The London market, owned by Hong Kong Exchanges and Clearing, has reaped the rewards of the physical market turbulence that has been a defining feature of US President Donald Trump’s current term in office.
Then the funds arrived.
A flood of speculative buying washed into the LME base metals complex in the fourth quarter. Average daily volumes of 777,016 contracts in the last three months of 2025 were a new quarterly record, surpassing the previous peak of 735,604 contracts back in the second quarter of 2014.
LME futures open interest ended the year up 15% relative to 2024 and at its highest level since early 2021.
The speculative fever spilled over to both China, where Shanghai Futures Exchange (ShFE) activity exploded in December, and the US, where retail investors swarmed into some of the CME’s smaller copper contracts.

Tariff boost
US import tariffs, actual in the case of aluminum and threatened in the case of copper, have had a massive impact on physical flows of metal around the world.
Copper is still being stripped out of the global supply chain to send to the US as the market bets (again) on a Trump tariff on imports of refined metal. A decision looms in June.
LME copper trading moved up a gear in February, when Trump first launched an investigation into US copper imports, and stayed there. Average daily volumes rose 12% in 2025 relative to 2024.
The CME’s flagship copper contract, by contrast, experienced a sharp 33% contraction in activity as funds took fright at the unprecedented volatility in arbitrage pricing with London.
But the US exchange enjoyed some offset from the dislocation in the aluminum market following the hike in US import tariffs to 50% in June.
CME contracts for physical aluminum premiums in the Midwest US and Europe posted record volumes last year with year-on-year growth of 47% and 72% respectively.

Return of the funds
While institutional investors remain leery of the CME copper contract, they have been flooding into the LME since September.
Renewed fund interest in the base metals complex is in part spillover from the red-hot precious metals sector but money has also been drawn in by copper’s record-breaking run and strong rallies in just about every LME metal other than lead.
The rekindled enthusiasm for all things metallic caused a step change in LME trading during the fourth quarter.
Copper and tin volumes were the highest since 2013 and 2014 respectively.

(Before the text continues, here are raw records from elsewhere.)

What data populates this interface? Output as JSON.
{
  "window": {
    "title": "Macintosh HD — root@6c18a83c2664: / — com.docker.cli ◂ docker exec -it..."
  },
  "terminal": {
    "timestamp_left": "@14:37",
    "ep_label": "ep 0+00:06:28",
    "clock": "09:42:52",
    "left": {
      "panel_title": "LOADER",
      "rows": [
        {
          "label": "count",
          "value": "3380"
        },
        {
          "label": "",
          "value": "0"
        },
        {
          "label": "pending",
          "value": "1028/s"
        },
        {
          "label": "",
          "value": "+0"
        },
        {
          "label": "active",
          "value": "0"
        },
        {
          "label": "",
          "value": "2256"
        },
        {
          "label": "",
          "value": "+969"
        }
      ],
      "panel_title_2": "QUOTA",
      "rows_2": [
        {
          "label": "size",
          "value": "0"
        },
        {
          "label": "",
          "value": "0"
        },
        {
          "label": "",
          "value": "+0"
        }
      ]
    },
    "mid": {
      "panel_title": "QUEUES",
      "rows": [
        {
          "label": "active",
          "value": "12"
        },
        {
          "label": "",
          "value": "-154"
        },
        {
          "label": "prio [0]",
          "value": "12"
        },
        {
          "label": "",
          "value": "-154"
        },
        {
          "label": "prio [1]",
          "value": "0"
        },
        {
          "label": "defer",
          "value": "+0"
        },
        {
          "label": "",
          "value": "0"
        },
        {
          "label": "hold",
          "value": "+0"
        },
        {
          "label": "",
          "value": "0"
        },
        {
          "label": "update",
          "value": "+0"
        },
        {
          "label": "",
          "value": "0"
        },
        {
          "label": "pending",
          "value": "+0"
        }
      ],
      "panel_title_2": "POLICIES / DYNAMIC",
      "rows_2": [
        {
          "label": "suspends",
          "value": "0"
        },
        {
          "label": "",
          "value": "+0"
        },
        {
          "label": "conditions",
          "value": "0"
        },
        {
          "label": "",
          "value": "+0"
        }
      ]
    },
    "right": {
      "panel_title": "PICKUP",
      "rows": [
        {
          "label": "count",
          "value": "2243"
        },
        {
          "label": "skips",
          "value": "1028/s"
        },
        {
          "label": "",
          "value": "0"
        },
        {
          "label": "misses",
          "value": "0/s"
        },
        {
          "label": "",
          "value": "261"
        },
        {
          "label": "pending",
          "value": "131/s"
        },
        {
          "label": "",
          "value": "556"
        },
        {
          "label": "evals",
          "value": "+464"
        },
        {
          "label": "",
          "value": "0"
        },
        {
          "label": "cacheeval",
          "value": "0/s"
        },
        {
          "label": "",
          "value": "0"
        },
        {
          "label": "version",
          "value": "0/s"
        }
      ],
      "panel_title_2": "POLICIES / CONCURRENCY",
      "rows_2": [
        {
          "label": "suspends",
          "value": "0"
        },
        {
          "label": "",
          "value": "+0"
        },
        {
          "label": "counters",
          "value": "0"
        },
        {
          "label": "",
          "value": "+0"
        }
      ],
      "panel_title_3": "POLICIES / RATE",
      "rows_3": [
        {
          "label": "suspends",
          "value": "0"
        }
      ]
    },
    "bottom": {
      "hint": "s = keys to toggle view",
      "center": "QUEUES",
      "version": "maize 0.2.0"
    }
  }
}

Lead activity hit all-time highs and nickel posted its second-best quarterly volumes ever.
Indeed, LME nickel activity last year was the strongest since 2019, underlining the return of confidence in the London market after the 2022 crisis.
Most funds, it seems, have forgiven the exchange for cancelling nickel trades, a controversial decision that was upheld by the British High Court.

Shanghai gripped by metals fever
The metals excitement spread to China in December.
Business had been slow on the Shanghai market up until then with base metal futures volumes down across the board.
But a surge of liquidity swept through the market in the last month of 2025 as Chinese investors joined the bull party.
Aluminum volumes were the highest monthly tally in three years, nickel turnover the highest in four years and the Shanghai copper contract hasn’t seen so much action since November 2015.
A record 9 million tons of tin traded in December, prompting the state-backed China Nonferrous Metals Industry Association (CNMIA) to sternly warn against “blindly following the trend” in an “unreasonable” price rally.
Not that anyone has paid much attention. The Shanghai tin market notched up turnover of almost 739,000 tons on Tuesday, equivalent to two years’ worth of global usage.
Going small in the US
Shanghai has a long history of such speculative excess, driven by an army of retail investors trying to capture the next hot market move.
There is no equivalent in London, where very few individuals are wealthy enough to clear the credit thresholds for direct LME trading.
But there are signs that speculators are starting to join the action on the CME, not on the main copper contract but on some of the exchange’s smaller, retail-oriented products.
The CME micro copper contract, which at 2,500 lb. is a tenth the size of the primary contract, saw volumes grow 20% year-on-year to almost four million metric tons in 2025.
CME copper “event options”, which offer a simple binary punt on the underlying price, registered turnover of 31,000 lots in December, more than was traded over the whole 12 months of 2024.
These contracts, both launched in 2022, seem to be serving as a bridge for retail players to cross from investing in precious to industrial metals.
China’s CNMIA may be right to worry about excess speculation in previously fringe commodity markets such as tin but the bull narrative around industrial metals is attracting ever more converts to the metallic cause.
(The opinions expressed here are those of the author, Andy Home, a columnist for Reuters.)